Whenever a matter involves two parties and a lot of money, disputes are inevitable. When it comes to insurance claims, appraisals are used to objectively determine how much it would cost to replace damaged items or to restore damaged homes. As the insured, this may be a route you wish to take, or it may not be. Regardless, your insurance company may demand appraisal. Such a demand may be jarring if it feels like it came out of left field in the thick of your claim being litigated. Your concern is certainly valid—amounts determined by appraisal can be binding. Are there any limits to taking such a major course of action so late in the game? The answer is a bit complicated.

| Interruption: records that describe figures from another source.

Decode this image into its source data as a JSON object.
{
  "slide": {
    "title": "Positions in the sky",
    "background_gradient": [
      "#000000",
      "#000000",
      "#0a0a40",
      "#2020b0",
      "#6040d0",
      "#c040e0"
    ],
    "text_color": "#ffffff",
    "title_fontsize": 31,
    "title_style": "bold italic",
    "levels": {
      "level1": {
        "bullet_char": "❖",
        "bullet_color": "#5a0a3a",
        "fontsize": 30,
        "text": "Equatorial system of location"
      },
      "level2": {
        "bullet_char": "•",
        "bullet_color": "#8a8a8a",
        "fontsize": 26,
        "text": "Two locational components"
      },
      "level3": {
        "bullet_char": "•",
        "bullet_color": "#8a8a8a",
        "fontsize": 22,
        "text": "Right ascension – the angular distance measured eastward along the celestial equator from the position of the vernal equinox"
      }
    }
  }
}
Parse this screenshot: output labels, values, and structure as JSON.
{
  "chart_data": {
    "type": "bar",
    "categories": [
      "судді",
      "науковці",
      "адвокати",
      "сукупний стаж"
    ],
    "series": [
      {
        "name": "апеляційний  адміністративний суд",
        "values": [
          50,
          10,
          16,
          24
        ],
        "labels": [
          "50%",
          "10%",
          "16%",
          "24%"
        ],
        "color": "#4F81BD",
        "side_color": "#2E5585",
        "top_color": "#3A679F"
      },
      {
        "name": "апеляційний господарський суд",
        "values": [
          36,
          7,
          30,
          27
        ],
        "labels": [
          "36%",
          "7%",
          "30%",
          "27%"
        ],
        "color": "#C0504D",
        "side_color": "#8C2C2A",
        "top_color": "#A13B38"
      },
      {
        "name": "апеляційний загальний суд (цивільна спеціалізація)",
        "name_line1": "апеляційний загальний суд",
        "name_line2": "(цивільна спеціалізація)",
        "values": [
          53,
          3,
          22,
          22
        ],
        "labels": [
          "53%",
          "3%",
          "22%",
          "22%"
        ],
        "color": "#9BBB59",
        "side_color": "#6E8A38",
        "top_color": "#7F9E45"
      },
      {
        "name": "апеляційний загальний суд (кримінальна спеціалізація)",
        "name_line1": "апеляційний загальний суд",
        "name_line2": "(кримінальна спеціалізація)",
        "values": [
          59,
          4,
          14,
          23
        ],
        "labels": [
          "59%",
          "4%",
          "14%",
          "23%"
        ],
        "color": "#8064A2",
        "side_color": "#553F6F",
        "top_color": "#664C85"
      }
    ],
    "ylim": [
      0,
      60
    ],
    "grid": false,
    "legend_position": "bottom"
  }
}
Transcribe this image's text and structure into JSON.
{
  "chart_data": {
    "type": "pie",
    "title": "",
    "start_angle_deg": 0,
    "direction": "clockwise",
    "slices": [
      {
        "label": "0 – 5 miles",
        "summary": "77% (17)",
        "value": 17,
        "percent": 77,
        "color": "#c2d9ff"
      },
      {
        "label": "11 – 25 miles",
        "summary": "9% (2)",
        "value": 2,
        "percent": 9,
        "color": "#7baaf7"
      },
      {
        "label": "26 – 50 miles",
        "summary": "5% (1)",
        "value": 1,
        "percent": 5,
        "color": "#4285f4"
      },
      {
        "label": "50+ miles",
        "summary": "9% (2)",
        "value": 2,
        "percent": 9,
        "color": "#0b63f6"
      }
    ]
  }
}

In the eyes of the law, there is a general expectation that a demand should be brought about in a reasonable and timely fashion. Generally, given previous case law, action should be taken shortly after a dispute surrounding an amount arises. However, the line can ultimately be drawn on a case-by-case basis. Furthermore, there is also an expectation that a demand for appraisal be brought about correctly and appropriately. One party must alert the other about the identity of the appraiser they have selected within a certain amount of time (typically 20 days) following the filing of a written demand. These appraisers must ultimately come to a consensus via an umpire. Perhaps most importantly of all, the demand and appraisal process must be in accordance with any guidelines dictated in the insurance policy.

The guidelines for timing can be fluid when it comes to an appraisal’s timing and tedious when it comes to determining if a demand was properly executed. As a result, it is worth having an attorney question the validity of a demand for appraisal in court (if you have not taken legal action already). Certain contexts absolutely warrant a legal investigation. For example, in a prior case surrounding a contents claim, a bike company sold their goods after the adjuster quoted them a number, which was verbally agreed upon. Because the company believed that consensus had been reached, the damaged contents were sold for parts. Over a year later, the insurer came back and demanded an appraisal on the grounds that the adjuster had not held the proper authority to propose such an agreement. As a result, the insurer no longer willing to pay the settlement amount. The company brought the matter to court given that so much time had passed and the verbal agreement had been reneged. Through this scrutiny, it was uncovered that the insurer had waived appraisal along the way, thus protecting the financial interest of the insured.

Because the ability to question the validity of a demand for appraisal can be dependent upon the context of the case, it is advisable to have your own legal counsel monitoring the scene. While an appraisal may help some claims, it may hinder others. Knowing where your case stands can help keep your journey to repairing your home on the right track.